Jürgen Baier tritt als Direktor MBS zurück: MBS kopflos und ohne Orientierung

Die Umsatzplanung für Microsofts aktuelles Geschäftsjahr hat Jürgen Baier nach eigenen Aussagen noch maßgeblich mitbestimmt. Innerhalb der nächsten drei Jahre will der Hersteller den Umsatz mit ERP-Produkten vervierfachen. Ob dieses Ziel erreicht wird, kann Baier allerdings nicht miterleben: Höchstens noch sechs Monate ist er als Direktor Microsoft Business Solutions für das Geschäft mit Unternehmens-Software verantwortlich, danach will er sich neuen Aufgaben stellen. »Ich habe die Integration von Navision und Microsoft seit der Übernahme im Juli 2002 begleitet.

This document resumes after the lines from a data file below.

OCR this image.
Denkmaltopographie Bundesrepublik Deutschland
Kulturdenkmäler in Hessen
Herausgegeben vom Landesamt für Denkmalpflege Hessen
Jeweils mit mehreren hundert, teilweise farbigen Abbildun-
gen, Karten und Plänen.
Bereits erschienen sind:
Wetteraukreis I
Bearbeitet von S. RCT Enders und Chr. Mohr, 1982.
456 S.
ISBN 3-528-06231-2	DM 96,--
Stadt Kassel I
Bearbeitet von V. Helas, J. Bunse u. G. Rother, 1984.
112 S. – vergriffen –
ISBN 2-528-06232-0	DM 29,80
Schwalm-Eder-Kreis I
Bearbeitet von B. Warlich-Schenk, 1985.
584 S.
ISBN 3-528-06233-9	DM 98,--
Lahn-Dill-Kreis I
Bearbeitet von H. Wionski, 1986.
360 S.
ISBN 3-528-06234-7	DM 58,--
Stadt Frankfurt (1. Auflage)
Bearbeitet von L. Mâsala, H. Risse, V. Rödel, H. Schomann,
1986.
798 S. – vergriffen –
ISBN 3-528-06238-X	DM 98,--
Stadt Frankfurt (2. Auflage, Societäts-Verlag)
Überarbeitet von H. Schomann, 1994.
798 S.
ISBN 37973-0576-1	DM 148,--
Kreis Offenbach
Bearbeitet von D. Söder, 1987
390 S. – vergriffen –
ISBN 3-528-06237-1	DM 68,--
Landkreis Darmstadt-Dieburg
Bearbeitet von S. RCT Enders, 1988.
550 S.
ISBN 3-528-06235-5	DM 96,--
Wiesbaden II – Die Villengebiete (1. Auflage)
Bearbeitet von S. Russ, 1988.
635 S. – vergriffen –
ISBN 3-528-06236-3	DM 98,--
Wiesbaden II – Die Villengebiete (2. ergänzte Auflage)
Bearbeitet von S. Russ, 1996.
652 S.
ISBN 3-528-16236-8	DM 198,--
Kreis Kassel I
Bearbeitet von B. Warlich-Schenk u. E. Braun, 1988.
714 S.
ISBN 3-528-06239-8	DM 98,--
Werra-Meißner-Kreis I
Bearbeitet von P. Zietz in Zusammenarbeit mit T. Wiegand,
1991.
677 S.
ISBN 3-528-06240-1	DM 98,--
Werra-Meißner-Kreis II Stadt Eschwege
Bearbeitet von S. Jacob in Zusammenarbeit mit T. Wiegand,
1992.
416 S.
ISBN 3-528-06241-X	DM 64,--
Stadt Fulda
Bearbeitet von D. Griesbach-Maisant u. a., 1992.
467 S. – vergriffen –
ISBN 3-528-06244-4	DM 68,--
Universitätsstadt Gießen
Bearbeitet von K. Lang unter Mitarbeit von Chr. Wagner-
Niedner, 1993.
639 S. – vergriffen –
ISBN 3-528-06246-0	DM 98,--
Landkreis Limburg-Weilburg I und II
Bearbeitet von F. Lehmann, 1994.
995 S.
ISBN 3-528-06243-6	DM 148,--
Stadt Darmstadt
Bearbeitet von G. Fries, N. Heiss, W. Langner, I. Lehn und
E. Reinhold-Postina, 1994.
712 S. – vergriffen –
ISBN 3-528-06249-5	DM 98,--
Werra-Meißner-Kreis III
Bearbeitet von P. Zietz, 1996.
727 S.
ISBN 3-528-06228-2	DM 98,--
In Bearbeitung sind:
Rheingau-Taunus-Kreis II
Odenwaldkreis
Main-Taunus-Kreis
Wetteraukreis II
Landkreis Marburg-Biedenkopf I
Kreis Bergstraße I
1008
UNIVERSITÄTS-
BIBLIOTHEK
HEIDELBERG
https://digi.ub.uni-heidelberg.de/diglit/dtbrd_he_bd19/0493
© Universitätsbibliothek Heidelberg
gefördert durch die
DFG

Jetzt kann Microsoft diese Aufgabe alleine weiterführen«, erklärt Baier im Gespräch mit Computer Reseller News und betont: »Ich habe keine verbrannte Erde hinterlassen und trenne mich nicht im Bösen.« Darüber hinaus gibt er zu, nie ein Mann für das Konzerngeschäft gewesen zu sein. »Ich komme aus dem Mittelstand, bin mit mittelständischen Kunden auf einer Augenhöhe und kenne mich mit mittelständischen Projekten aus. In Konzernen läuft vieles anders und nicht unbedingt besser«, weiß Baier.

Von der alten Navision-Geschäftsleitung arbeitet jetzt niemand mehr für Microsoft. Im Juli 2002 hatten die Redmonder mit Navision ein Unternehmen mit drei Geschäftsführern übernommen: Lars Damsgaard Andersen, Thomas von Broich und Jürgen Baier. Vertriebschef Thomas v. Broich hat das Unternehmen im Dezember 2002 verlassen, Country Manager Lars Damsgaard Andersen folgte im Januar 2003.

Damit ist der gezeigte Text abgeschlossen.